The German government counted 2,219 attacks on refugees and refugee homes in 2017, new Interior Ministry figures revealed on Wednesday have shown. This is a third fewer than in the previous year, when the authorities counted more than 3,500 attacks, but still translates to more than five a day.
According to an Interior Ministry answer to an official parliamentary information request, the attacks broke down into 1,906 attacks on refugees and 313 on homes, with more than 300 people injured as a result.
The crimes listed in the statistics included bodily harm, property damage, defamation, hate speech, trespassing, arson and causing an explosion.
In its answer, the ministry said that the government "condemned attacks on asylum seekers and institutions where asylum seekers or refugees are staying in the strongest terms. People who have fled their homes are seeking protection in Germany and are right to expect that they can be sheltered safely."
Stirring up hatred
Bernd Mesovic, legal director at refugee rights organization Pro Asyl, said the reduction in crime rate was only superficially good news. "For one thing, in the year before, 2016, we had the highest ever number of shelters and people who had to be sheltered," he told DW. "Since then, quite a few refugee homes have been closed again, and fewer homes probably lead to fewer opportunities for attacks. On top of that, a lot of these attacks must have happened outside the homes — so in the street — which does show a certain lack of inhibition."
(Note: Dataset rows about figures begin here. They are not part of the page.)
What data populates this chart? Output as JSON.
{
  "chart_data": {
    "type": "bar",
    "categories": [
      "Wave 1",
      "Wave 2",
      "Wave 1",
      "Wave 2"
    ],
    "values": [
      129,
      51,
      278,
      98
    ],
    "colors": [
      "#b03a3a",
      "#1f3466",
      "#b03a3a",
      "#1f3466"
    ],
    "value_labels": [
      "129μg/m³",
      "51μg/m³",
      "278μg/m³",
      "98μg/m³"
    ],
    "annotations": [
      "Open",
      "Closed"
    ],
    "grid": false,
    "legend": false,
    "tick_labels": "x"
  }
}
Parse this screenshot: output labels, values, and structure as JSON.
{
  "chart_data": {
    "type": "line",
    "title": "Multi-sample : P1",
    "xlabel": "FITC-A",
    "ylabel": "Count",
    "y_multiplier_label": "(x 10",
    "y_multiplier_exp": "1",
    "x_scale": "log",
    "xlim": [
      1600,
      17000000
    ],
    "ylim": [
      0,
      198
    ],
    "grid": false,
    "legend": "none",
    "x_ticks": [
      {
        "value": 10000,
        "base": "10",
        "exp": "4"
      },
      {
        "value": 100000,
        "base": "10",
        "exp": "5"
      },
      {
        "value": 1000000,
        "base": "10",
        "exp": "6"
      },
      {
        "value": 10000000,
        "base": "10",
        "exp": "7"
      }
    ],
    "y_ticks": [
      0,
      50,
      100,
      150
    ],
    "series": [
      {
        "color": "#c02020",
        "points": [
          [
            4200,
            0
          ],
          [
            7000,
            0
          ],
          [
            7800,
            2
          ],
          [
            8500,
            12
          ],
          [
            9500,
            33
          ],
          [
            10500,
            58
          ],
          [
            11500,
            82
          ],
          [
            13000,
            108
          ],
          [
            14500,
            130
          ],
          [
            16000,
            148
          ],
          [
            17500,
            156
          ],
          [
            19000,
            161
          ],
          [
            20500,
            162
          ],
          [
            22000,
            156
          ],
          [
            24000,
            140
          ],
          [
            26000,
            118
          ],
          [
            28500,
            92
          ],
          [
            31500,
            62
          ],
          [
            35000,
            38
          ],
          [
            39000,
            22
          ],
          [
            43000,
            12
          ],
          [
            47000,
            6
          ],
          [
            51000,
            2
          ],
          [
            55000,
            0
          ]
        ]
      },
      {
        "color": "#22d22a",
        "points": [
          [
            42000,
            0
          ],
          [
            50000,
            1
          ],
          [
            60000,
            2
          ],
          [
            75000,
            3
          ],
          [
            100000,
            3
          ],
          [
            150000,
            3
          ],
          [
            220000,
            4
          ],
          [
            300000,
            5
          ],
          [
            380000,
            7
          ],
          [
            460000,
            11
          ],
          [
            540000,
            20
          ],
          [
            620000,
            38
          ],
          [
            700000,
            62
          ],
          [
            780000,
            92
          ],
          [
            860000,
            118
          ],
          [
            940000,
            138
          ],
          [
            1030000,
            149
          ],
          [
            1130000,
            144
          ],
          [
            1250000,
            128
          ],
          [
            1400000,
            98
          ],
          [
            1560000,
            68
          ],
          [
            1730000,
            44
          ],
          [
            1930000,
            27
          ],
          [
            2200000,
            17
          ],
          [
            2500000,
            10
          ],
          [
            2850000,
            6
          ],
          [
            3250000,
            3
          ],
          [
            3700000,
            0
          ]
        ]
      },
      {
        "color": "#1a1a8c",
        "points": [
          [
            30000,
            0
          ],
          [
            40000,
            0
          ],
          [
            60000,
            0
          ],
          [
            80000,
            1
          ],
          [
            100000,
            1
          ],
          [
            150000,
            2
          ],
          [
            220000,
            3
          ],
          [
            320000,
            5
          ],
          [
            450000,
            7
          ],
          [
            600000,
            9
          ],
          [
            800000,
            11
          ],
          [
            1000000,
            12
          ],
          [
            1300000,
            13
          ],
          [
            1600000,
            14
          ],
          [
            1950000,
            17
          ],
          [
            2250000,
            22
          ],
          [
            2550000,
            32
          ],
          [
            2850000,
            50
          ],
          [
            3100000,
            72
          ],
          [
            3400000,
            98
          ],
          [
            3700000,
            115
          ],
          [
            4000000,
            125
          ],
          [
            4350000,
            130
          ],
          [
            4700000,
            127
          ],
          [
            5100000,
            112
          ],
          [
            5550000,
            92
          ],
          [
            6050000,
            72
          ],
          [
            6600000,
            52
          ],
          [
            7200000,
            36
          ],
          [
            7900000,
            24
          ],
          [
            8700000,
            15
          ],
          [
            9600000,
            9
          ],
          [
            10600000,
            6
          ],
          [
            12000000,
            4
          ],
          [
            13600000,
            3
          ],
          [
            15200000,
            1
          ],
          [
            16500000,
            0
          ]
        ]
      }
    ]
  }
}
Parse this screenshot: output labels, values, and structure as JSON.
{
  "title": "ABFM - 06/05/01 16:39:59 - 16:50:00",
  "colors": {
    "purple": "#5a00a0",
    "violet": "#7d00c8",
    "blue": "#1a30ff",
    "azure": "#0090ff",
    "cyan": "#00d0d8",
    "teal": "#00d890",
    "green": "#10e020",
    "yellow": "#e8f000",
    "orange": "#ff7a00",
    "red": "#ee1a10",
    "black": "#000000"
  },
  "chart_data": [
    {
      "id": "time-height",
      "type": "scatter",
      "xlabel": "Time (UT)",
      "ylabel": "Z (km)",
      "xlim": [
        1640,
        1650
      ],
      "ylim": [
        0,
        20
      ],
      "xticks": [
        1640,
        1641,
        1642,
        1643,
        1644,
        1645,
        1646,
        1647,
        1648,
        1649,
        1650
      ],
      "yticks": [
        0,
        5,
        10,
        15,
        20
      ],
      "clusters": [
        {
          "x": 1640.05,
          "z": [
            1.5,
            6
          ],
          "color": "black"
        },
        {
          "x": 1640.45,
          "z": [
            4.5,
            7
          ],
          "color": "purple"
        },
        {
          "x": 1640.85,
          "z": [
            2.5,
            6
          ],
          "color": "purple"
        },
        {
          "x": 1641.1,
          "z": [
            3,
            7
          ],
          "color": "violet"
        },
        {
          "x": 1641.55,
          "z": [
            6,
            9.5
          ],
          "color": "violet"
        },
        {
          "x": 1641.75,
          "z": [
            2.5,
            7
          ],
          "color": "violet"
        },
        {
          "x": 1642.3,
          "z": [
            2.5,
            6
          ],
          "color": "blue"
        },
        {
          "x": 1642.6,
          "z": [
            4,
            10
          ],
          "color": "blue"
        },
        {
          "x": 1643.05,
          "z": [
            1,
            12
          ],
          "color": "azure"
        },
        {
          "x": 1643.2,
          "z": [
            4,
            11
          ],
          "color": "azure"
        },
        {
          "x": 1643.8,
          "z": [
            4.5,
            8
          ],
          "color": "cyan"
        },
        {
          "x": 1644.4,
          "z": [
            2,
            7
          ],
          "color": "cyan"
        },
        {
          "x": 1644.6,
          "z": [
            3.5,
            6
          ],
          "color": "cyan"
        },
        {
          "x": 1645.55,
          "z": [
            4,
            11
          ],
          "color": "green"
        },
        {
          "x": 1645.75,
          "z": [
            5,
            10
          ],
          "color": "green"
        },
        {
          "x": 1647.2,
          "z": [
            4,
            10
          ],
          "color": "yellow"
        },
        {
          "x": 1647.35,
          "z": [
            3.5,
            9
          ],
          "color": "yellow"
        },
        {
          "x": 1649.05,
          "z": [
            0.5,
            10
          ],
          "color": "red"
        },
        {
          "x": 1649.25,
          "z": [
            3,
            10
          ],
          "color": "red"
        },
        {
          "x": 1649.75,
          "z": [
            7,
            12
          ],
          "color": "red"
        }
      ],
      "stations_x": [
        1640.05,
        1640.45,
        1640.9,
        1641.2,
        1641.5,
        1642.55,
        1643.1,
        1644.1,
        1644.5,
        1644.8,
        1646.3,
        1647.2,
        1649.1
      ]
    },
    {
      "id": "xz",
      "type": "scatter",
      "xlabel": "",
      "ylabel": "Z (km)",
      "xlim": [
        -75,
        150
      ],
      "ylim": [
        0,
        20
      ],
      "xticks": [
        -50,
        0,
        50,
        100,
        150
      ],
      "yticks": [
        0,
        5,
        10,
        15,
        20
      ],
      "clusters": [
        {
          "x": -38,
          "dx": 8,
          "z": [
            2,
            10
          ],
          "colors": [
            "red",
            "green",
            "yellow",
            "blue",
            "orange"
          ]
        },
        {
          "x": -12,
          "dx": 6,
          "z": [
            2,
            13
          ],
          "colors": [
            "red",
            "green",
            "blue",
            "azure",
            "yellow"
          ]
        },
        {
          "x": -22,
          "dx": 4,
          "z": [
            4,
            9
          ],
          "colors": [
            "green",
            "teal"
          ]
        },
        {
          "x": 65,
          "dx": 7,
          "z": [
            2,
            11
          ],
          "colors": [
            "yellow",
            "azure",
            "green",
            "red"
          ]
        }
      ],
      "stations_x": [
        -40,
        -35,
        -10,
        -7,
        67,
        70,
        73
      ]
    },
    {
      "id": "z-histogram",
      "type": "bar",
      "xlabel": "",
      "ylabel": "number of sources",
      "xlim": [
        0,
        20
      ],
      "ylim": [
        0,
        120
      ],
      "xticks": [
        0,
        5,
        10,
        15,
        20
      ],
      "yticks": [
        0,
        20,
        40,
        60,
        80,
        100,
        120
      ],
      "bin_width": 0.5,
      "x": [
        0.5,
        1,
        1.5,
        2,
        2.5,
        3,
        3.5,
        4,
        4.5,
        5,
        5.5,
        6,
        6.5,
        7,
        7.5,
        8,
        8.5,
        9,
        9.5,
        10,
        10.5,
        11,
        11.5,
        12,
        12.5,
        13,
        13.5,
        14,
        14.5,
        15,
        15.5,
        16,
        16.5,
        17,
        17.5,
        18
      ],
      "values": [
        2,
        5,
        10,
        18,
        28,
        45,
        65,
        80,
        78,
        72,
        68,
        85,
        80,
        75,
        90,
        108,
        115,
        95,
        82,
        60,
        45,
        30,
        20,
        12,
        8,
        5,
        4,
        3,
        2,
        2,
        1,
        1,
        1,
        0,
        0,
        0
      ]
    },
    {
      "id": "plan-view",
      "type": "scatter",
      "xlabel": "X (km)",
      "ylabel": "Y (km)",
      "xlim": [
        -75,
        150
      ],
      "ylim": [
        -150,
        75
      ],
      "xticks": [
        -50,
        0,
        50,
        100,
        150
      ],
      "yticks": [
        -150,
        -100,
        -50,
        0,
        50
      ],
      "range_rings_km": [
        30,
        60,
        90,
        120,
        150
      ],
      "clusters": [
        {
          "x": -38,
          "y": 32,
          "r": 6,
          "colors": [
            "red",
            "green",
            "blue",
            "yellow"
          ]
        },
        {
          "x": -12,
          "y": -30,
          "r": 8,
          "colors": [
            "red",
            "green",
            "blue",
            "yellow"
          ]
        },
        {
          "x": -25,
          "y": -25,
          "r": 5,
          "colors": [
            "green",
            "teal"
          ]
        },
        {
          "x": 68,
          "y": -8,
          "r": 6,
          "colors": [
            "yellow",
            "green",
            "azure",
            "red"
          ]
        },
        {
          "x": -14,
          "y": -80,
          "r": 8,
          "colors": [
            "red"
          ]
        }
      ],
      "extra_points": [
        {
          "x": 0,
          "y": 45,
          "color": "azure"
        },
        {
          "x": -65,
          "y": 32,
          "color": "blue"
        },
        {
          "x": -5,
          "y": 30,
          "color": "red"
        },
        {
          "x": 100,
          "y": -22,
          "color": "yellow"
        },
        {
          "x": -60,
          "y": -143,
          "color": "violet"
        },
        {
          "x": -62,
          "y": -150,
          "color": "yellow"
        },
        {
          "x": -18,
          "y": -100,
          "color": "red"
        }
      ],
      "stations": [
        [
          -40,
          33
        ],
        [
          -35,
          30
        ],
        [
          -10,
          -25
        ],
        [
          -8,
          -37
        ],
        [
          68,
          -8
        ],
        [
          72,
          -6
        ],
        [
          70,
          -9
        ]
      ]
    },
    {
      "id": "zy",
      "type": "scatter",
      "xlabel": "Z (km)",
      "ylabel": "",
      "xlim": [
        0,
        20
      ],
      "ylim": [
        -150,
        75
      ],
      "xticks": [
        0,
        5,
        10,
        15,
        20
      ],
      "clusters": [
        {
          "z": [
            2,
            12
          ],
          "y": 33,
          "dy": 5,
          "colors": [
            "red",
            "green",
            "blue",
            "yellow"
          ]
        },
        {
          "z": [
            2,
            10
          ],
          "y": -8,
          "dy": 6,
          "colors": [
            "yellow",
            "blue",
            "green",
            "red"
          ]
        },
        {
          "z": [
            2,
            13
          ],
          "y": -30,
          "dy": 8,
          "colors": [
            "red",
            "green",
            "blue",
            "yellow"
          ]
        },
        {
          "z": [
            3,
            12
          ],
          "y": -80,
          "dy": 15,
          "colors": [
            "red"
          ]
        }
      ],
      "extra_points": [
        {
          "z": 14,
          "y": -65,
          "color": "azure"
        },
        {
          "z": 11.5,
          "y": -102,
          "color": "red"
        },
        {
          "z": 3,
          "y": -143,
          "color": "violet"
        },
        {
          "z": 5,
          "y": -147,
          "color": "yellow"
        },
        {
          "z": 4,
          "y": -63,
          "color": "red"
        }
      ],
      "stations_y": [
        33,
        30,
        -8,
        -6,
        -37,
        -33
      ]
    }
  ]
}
Despite the relative decline, Left party domestic policy spokeswoman Ulla Jelpke described the attacks as evidence of "an aggressive atmosphere in the country."
Jelpke, who submitted the information request, also blamed the far-right populist Alternative for Germany (AfD) and Angela Merkel's conservative Christian Democratic Union (CDU) for stirring up a fractious atmosphere in the country.
The socialist MP said that the "civil war" rhetoric, often used by the AfD and their associated group PEGIDA, had encouraged people to commit crimes against refugees.
Earlier this month, local AfD leader Andre Poggenburg was condemned after making overtly racist remarks about people of Turkish origin in a speech at a party event near Dresden.
But one of the AfD's most outspoken figures, deputy parliamentary leader Beatrix von Storch, condemned the violence, tweeting, "Every attack is one too many and disgusting. The people coming to us are following a difficult-to-resist invitation from Merkel. It's her fault. Not the migrants'. And we will counter Merkel with arguments. Not with violence."
Jelpke also said the "racist smear campaign" propagated by members of the CDU, "who don't miss any opportunity to demand that the treatment of refugees be toughened," had also contributed to the figures.
The press offices of the AfD and the CDU did not respond to requests for comment.
Is the refugee 'crisis' over?
Mesovic warned that the new figures did not show that the bureaucratic crisis that was sparked by the influx of refugees in late 2015 and early 2016 was being assuaged. "We don't really use the word 'crisis' — there are different aspects to it: some of them really were difficult, while others were exaggerated in the media, and some things have worked well," he said.
What has worked efficiently over the past two years, Mesovic said, was the initial registration of asylum seekers — which includes fingerprinting and identification procedures. "But the problem is that even for refugees whose status has been recognized there is not enough housing. The housing situation is still very, very difficult."
Another problem is that asylum procedures take months to process, and are often completed so poorly that many asylum seekers can make legal appeals against negative decisions — which only extends the bureaucracy that leaves many people in limbo, unsure whether they will be allowed to stay and can look for work.
"A lot of cases are stuck in administrative courts," said Mesovic. "A lot of the decisions are not justified properly, so people have a good chance to overturn them in court."
Long waiting times leave asylum seekers "frustrated and demotivated, because they still only live in temporary housing, and struggle to establish contacts." This exacerbates the risk of crime among refugees as well as attacks on them, because it means people are kept in mass homes in communities far away from urban centers. "Usually, wherever these homes were closed, and people are distributed around communities, we find the problems have calmed down," he said.
Asylum procedures in Germany are processed by the Federal Office for Migration and Refugees (BAMF), which is continuing to struggle with staff shortages.
That problem can't be solved easily, because it takes time to train officials to conduct hearings and make decisions. Here too, there are signs of inefficiency — with new officials often being rushed into what Mesovic calls the "front line" of decision-making after a truncated training course. In many cases, he added, those who conduct the hearings don't make the final decision — which often creates muddled results.